The Mexican flag is back on the streets of Los Angeles after several years of political exile.
Four years ago, Miguel Haro was among half a million people who marched for immigrant rights in downtown L.A. At the urging of organizers and Spanish-language disc jockeys, he left his Mexican flag at home and waved an American flag instead.
Concerned that the Mexican flag carried the wrong message, Mexican American political leaders and other activists launched a largely successful effort to have people at public events, particularly protest marches, wave the American flag, believing it to be a better symbol for their case.
But with the World Cup in full swing, Haro proudly has affixed his Mexican flag to his Toyota RAV4 and cheered for the team of his parents. The American flag is fine for politics, he said, but this is soccer.

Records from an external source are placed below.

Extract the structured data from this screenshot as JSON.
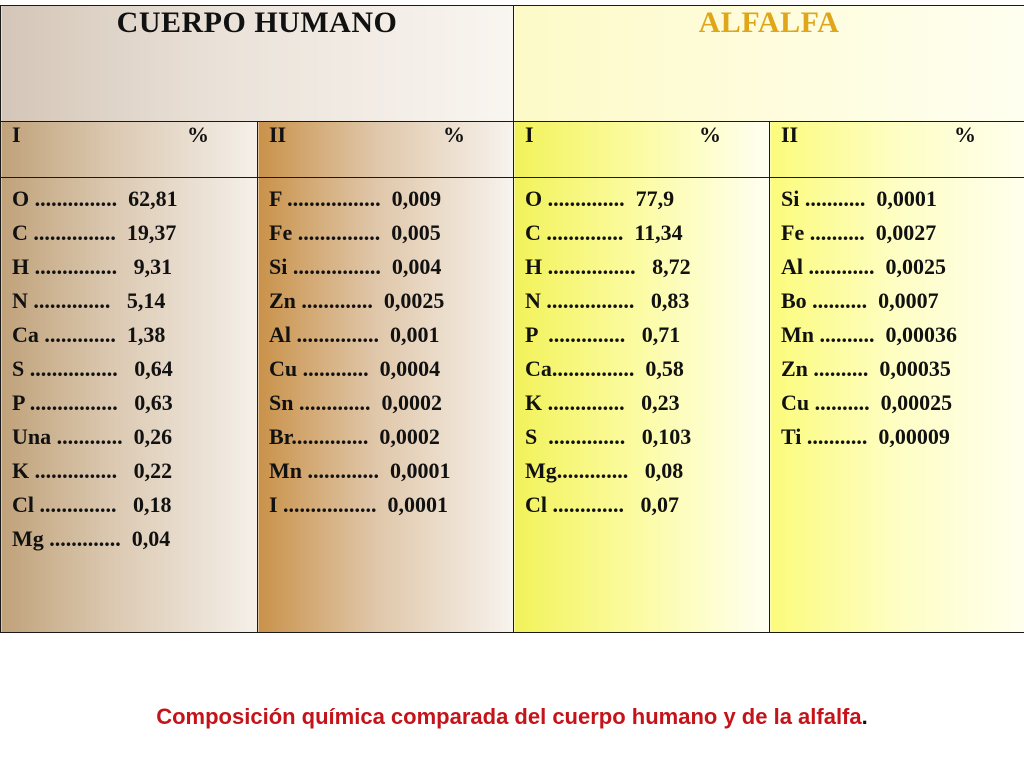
{
  "header": {
    "cuerpo_humano": "CUERPO HUMANO",
    "alfalfa": "ALFALFA"
  },
  "subheaders": [
    {
      "label": "I",
      "percent": "%"
    },
    {
      "label": "II",
      "percent": "%"
    },
    {
      "label": "I",
      "percent": "%"
    },
    {
      "label": "II",
      "percent": "%"
    }
  ],
  "columns": {
    "human_I": [
      "O ...............  62,81",
      "C ...............  19,37",
      "H ...............   9,31",
      "N ..............   5,14",
      "Ca .............  1,38",
      "S ................   0,64",
      "P ................   0,63",
      "Una ............  0,26",
      "K ...............   0,22",
      "Cl ..............   0,18",
      "Mg .............  0,04"
    ],
    "human_II": [
      "F .................  0,009",
      "Fe ...............  0,005",
      "Si ................  0,004",
      "Zn .............  0,0025",
      "Al ...............  0,001",
      "Cu ............  0,0004",
      "Sn .............  0,0002",
      "Br..............  0,0002",
      "Mn .............  0,0001",
      "I .................  0,0001"
    ],
    "alfalfa_I": [
      "O ..............  77,9",
      "C ..............  11,34",
      "H ................   8,72",
      "N ................   0,83",
      "P  ..............   0,71",
      "Ca...............  0,58",
      "K ..............   0,23",
      "S  ..............   0,103",
      "Mg.............   0,08",
      "Cl .............   0,07"
    ],
    "alfalfa_II": [
      "Si ...........  0,0001",
      "Fe ..........  0,0027",
      "Al ............  0,0025",
      "Bo ..........  0,0007",
      "Mn ..........  0,00036",
      "Zn ..........  0,00035",
      "Cu ..........  0,00025",
      "Ti ...........  0,00009"
    ]
  },
  "caption": {
    "text": "Composición química comparada del cuerpo humano y de la alfalfa",
    "end_punct": "."
  }
}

"My allegiance is to America, no doubt about it, and I'd think I wouldn't have to prove it," said Haro, a 25-year-old utility worker. "But when I wave the Mexican flag for soccer, it's strictly cultural. It's showing I'm proud of my Mexican background."
After years of being downplayed at large political rallies that regularly punctuated the L.A. landscape, the World Cup has given the Mexican flag some of its big event presence back.
The red, white and green banners hang from cars on the freeway, wave inside countless bars and eateries during games and are even held proudly by cyclists riding through downtown L.A.
With the Mexican team having survived preliminary rounds and scheduled to play Sunday against Argentina in the Round of 16, fan loyalty — and flags — are likely to be at a highly visible peak.
To some, it is a disconcerting image.
In Southern California's huge immigrant communities, home-nation flags are ubiquitous.
During the World Cup, sales have been brisk for South Korean flags as well as countries with big soccer followings such as Brazil, England and Spain. Displays of those banners are largely noncontroversial.
But the Mexican flag is different. The American political debate over immigration — illegal immigration in particular — is largely a debate over Mexicans. And few symbols in that debate have carried as much political weight as the Mexican flag.
The presence of Mexican flags at protests and marches over the last decade became flashpoints, with critics saying the displays suggested that immigrants felt loyalty to Mexico rather than the United States.
"Anytime a flag gets caught up in national politics, it becomes a potent symbol," said Jaime Regalado, a political science professor at Cal State L.A.
But the widespread display of the flag at soccer matches — and the relative lack of controversy surrounding it so far — suggest that the symbolism is less inflammatory when put in the context of sports, not politics.
In a Volkswagen commercial, a parade of fans, including American and Mexican soccer fans, march loudly down separate streets while hoisting their nation's flags, only to meet in the middle, where they face off tensely. Then, after a moment, they happily exchange their national team jerseys.
Reality may not be quite that cheerful, but David Carter, executive director of the USC Sports Institute, said sports fans "regardless of their background and ethnicity tend to compartmentalize sports and other, everyday activities."
"Showing your heritage during a sports event," he added, "is very different than showing your heritage in a controversial way during a political demonstration."
These days, the flag is also big business.
"The Mexican national team is one of the great sports brands in the United States," said Michael Hitchcock, managing partner of Playbook Management International, a sports marketing firm.
The display of the flag is a major part of that branding, he said. When it comes to advertising, "it's all about the country's flags and national teams fans," he said.
Some longtime immigration activists are pleased to see the flag back on the street after years of relative political banishment.
Activist Javier Rodriguez, 60, said he didn't argue for replacing the Mexican flag with the American one at major rallies. But he was not happy about how the Mexican flag came to be demonized by some.
"The flag just infuriates the other side," he said.
Rodriguez said immigrant-rights organizers have debated the polarizing effect the Mexican flag has at large gatherings since at least 1994, when Proposition 187 was on the ballot. But the 2006 downtown rally was the most dramatic example of the move to replace the Mexican flag with the American flag at rallies because the event was so well organized and received so much media attention.
Beyond the debate over politics or even soccer, the Mexican flag has a far more personal and bittersweet symbolism for many who have been waving it during the games.